«Te ne può ì», decètte Pambanucce | Amici di Capracotta

«Te ne può ì», decètte Pambanucce

Appena dopo la Seconda Guerra Mondiale, se vi era urgenza di confezionare nuovi vestiti soprattutto femminili, si ricorreva alle tante sartine che spesso venivano a lavorare in casa. Per i rari vestiti maschili destinati ad essere indossati nelle grandi occasioni ci si rivolgeva alle varie sartorie o a qualche parente  sarto. E così per il vestitino della mia prima comunione, essendosi già trasferito a Roma Zio Mario Di Tanna fratello di mia madre, fui mandato da Pambanucce (Panfilo Antonio  Monaco) che lavorava a San Giovanni.

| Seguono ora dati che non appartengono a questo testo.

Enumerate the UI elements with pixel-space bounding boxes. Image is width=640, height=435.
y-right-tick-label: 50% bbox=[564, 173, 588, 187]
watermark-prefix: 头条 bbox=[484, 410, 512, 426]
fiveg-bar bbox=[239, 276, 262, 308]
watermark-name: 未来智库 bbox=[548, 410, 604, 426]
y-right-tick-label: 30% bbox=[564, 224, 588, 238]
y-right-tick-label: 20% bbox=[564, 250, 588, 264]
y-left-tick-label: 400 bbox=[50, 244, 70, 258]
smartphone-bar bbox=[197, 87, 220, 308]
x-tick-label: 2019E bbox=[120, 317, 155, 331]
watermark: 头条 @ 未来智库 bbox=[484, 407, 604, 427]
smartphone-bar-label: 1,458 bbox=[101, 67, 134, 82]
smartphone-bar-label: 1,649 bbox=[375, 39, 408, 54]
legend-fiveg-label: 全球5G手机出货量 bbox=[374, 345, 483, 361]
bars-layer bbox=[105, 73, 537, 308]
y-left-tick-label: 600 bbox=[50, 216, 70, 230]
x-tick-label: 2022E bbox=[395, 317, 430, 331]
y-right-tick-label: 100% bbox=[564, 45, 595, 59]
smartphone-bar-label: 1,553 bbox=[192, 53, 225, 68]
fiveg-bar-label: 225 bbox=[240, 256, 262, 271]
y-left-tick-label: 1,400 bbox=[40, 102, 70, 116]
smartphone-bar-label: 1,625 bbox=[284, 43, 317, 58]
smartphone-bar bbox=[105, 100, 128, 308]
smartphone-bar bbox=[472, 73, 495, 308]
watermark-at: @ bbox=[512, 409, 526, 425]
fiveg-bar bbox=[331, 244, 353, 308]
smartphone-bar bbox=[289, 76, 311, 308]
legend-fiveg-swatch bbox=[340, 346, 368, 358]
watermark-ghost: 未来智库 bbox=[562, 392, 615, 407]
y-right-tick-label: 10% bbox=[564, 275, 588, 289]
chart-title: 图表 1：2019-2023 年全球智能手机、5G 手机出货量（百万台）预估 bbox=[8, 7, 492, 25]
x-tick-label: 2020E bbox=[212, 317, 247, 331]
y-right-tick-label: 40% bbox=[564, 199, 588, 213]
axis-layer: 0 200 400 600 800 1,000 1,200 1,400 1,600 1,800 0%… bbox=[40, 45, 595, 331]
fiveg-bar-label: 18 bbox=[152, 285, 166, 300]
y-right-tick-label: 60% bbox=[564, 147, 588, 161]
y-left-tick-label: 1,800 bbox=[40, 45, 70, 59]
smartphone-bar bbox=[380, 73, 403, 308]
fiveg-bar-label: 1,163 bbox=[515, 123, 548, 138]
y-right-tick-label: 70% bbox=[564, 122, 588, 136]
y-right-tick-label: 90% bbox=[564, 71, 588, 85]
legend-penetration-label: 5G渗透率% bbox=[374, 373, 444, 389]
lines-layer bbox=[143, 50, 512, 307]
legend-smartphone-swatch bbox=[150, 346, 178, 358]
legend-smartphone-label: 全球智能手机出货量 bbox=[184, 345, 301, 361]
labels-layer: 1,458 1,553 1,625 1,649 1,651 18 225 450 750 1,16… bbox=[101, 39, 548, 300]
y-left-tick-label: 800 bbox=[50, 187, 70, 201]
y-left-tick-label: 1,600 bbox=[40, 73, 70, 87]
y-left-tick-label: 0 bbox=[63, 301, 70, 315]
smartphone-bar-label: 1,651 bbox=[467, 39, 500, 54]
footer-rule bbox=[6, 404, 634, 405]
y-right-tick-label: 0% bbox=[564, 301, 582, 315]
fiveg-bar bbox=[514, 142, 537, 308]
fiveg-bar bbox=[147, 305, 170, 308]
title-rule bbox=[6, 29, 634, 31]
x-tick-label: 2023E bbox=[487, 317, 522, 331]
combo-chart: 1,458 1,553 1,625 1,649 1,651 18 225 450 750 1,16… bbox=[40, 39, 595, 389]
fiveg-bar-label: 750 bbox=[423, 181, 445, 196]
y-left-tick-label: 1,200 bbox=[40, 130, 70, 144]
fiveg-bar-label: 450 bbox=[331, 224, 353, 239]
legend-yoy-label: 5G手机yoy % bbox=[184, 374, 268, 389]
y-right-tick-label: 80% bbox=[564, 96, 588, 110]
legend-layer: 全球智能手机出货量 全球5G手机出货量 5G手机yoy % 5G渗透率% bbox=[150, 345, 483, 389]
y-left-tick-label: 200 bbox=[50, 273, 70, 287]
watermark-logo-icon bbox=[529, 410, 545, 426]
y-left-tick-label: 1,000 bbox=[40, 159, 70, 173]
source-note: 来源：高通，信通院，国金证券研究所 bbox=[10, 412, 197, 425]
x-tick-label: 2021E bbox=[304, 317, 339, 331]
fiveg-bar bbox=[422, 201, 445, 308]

Sia io che tutti i miei coetanei eravamo  sempre in imbarazzo durante le prove: non indovinavamo mai quando iniziavano né quando finivano né cosa fare nel frattempo che eravamo nella sartoria. E poiché nessun bambino stava lì come una statuina , dopo un poco passavamo il tempo giocando con i fili e con le pezze di stoffa, toccando tutto fino al momento del proprio turno; è facilmente immaginabile come il mastro e i lavoranti fossero distratti dalla nostra presenza e come la bottega fosse messa sottosopra!

E Pambanucce, quando aveva finito di provare, ci diceva spazientito: «Te ne può  ì» (te ne puoi andare). E questo suo dire diventò popolare per far capire a chi ti stava vicino che era ora di sloggiare.